Let's use the following example to look at the logic behind what an analysis of variance is after.
Application: Tar Content Comparisons Section
We want to see whether the tar contents (in milligrams) for three different brands of cigarettes are different. Two different labs took samples, Lab Precise and Lab Sloppy.
Lab Precise
Lab Precise took six samples from each of the three brands and got the following measurements:
Sample | Brand A | Brand B | Brand C |
---|---|---|---|
1 | 10.21 | 11.32 | 11.60 |
2 | 10.25 | 11.20 | 11.90 |
3 | 10.24 | 11.40 | 11.80 |
4 | 9.80 | 10.50 | 12.30 |
5 | 9.77 | 10.68 | 12.20 |
6 | 9.73 | 10.90 | 12.20 |
Average | \(\bar{y}_1= 10.00\) | \(\bar{y}_2= 11.00\) | \(\bar{y}_3= 12.00\) |
Lab Precise Dotplot
Lab Sloppy
Lab Sloppy also took six samples from each of the three brands and got the following measurements:
Sample | Brand A | Brand B | Brand C |
---|---|---|---|
1 | 9.03 | 9.56 | 10.45 |
2 | 10.26 | 13.40 | 9.64 |
3 | 11.60 | 10.68 | 9.59 |
4 | 11.40 | 11.32 | 13.40 |
5 | 8.01 | 10.68 | 14.50 |
6 | 9.70 | 10.36 | 14.42 |
Average | \(\bar{y}_1= 10.00\) | \(\bar{y}_2= 11.00\) | \(\bar{y}_3= 12.00\) |
Lab Sloppy Dotplot
The sample means from the two labs turned out to be the same and thus the differences in the sample means from the two labs are zero.
From which data set can you draw more conclusive evidence that the means from the three populations are different?

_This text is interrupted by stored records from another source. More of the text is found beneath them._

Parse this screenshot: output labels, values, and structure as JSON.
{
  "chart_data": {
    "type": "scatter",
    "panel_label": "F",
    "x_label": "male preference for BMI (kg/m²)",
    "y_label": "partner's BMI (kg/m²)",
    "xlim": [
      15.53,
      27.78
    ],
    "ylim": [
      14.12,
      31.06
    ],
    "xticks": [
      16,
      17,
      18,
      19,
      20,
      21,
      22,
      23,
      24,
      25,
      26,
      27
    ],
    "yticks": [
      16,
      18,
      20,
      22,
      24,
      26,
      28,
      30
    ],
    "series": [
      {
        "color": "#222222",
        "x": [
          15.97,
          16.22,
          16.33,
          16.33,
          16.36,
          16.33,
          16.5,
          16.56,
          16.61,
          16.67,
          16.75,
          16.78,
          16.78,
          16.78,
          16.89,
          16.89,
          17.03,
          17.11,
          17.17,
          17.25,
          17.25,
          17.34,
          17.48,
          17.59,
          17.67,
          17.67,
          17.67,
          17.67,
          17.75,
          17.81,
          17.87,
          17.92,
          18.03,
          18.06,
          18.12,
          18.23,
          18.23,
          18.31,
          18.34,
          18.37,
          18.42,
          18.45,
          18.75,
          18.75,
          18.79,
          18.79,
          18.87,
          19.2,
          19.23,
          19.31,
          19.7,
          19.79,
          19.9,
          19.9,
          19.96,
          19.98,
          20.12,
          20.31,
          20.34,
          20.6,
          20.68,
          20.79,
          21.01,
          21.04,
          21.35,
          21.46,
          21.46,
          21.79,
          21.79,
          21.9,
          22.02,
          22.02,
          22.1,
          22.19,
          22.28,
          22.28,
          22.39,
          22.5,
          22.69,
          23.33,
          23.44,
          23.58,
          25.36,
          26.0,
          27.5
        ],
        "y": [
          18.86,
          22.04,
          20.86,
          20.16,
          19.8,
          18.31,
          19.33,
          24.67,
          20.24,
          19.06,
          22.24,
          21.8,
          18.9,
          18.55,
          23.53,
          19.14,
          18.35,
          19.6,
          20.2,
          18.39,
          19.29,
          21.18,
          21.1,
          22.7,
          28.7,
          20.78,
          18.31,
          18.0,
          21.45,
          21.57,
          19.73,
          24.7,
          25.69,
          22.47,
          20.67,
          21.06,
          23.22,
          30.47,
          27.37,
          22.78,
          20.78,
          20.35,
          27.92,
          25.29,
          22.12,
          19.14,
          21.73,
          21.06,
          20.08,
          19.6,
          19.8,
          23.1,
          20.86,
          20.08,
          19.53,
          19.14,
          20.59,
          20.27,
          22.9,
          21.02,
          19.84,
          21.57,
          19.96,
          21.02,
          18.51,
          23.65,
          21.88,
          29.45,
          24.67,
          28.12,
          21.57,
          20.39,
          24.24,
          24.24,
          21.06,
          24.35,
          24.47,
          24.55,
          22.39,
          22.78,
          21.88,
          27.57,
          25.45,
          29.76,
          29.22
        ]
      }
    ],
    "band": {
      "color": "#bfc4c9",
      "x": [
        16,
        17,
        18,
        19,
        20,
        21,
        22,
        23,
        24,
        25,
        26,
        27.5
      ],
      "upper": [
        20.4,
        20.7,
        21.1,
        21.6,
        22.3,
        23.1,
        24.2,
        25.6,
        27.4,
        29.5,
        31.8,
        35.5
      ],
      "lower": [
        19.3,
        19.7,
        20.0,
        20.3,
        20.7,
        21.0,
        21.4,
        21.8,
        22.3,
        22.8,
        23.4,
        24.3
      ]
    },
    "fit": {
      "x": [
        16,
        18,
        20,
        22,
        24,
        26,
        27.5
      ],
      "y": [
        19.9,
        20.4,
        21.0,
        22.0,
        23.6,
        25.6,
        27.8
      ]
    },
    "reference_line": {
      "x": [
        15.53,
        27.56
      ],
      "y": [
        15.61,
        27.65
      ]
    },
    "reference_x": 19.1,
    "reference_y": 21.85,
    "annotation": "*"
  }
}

We need to compare the between-sample-variation to the within-sample-variation. Since the between-sample-variation from Lab Sloppy is large compared to the within-sample-variation for data from Lab Precise, we will be more inclined to conclude that the three population means are different using the data from Lab Precise. Since such analysis is based on the analysis of variances for the data set, we call this statistical method the Analysis of Variance (or ANOVA).